Brisant sind die Umfrageergebnisse nicht nur mit Blick auf Deutschland, wo die Bundesregierung um Zustimmung für ihre Krisenpolitik werben muss. Über den europäischen Rettungsfonds schwelt auch nach wie vor ein Konflikt mit den sogenannten Sparsamen Vier – Österreich, den Niederlanden, Schweden und Dänemark. Sie lehnen direkte Transfers ab und plädieren stattdessen für Kredite.

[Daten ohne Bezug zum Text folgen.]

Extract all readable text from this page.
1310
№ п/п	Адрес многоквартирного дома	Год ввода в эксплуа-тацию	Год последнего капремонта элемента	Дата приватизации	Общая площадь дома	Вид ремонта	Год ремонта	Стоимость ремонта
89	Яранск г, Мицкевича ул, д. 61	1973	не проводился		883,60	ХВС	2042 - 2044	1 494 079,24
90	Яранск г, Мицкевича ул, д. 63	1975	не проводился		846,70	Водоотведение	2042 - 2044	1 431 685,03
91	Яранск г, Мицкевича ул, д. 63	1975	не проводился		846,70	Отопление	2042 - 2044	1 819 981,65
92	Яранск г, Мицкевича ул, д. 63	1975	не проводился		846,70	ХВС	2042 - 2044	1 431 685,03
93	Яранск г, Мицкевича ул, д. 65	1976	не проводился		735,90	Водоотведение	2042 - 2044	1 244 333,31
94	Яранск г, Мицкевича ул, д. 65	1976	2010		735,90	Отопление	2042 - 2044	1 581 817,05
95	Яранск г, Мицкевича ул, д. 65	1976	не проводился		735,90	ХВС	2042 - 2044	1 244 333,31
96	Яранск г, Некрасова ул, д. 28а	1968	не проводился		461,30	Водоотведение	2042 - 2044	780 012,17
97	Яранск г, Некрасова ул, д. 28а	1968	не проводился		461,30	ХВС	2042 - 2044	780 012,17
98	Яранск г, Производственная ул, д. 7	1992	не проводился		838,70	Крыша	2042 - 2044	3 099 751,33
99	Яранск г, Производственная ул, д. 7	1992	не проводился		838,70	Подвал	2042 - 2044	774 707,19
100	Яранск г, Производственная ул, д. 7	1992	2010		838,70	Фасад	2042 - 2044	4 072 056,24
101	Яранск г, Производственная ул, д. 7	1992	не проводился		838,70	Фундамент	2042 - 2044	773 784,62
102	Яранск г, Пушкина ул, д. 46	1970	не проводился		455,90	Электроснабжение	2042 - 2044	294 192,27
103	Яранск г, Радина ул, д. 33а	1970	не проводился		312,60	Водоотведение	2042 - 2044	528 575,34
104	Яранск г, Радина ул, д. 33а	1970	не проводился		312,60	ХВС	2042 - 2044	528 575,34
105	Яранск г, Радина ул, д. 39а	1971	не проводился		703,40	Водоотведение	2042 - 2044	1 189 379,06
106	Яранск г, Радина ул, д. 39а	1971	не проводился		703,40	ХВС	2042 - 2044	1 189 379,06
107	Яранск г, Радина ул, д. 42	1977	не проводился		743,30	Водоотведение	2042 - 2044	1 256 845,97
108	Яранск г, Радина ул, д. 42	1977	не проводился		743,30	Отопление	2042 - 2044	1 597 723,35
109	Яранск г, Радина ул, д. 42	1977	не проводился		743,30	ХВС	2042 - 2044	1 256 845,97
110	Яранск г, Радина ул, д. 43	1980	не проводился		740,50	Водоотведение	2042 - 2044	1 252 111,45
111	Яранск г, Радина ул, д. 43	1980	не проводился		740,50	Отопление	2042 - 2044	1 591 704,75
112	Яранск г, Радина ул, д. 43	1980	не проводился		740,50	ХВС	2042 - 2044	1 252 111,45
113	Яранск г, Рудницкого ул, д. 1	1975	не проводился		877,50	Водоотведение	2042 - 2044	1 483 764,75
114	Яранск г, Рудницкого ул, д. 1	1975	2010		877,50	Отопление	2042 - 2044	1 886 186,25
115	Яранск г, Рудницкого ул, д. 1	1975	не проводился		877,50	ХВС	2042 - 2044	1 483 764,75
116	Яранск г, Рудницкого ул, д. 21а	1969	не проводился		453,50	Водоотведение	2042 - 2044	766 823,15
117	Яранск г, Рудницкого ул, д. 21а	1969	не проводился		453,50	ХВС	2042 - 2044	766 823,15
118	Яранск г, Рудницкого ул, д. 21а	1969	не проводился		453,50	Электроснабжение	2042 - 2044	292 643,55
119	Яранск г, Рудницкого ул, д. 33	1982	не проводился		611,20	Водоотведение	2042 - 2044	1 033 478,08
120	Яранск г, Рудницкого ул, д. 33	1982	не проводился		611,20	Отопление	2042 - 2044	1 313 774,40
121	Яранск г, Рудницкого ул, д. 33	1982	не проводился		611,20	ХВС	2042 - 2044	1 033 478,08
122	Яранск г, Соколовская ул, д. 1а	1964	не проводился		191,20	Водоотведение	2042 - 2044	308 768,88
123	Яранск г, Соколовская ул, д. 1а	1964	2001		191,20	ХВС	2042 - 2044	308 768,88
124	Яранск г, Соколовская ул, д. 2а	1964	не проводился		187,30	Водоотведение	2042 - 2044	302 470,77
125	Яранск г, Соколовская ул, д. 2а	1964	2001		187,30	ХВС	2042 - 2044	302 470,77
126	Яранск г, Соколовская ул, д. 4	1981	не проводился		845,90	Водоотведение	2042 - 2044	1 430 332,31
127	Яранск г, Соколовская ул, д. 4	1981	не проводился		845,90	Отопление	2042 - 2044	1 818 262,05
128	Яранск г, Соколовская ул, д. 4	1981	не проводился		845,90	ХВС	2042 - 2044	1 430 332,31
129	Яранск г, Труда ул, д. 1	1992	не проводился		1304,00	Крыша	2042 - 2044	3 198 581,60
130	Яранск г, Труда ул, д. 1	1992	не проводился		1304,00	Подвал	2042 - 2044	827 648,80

"Gerade bei den 'sparsamen Vier' dürfte die Bevölkerung eine ähnliche Rolle wie in Deutschland spielen", heißt es in der Studie. "Dies birgt die Gefahr einer fortgesetzten festgefahrenen Verhandlungssituation um den finanziellen Mehrjahresplan der EU." Eine politische Lehre der Ergebnisse laute: "Umverteilungsmaßnahmen müssen gut begründet werden."
Konzentriere sich die Debatte allein auf Kosten, so reduziere dies die Hilfsbereitschaft, schreiben die Forscher. Auch die mittel- und langfristigen Interessen der Geberseite an den Hilfen sollten thematisiert werden. Wichtig sei außerdem, dass die aktuellen Krisen in südlichen EU-Ländern durch die Austeritätspolitik nach der Eurokrise verschärft wurden.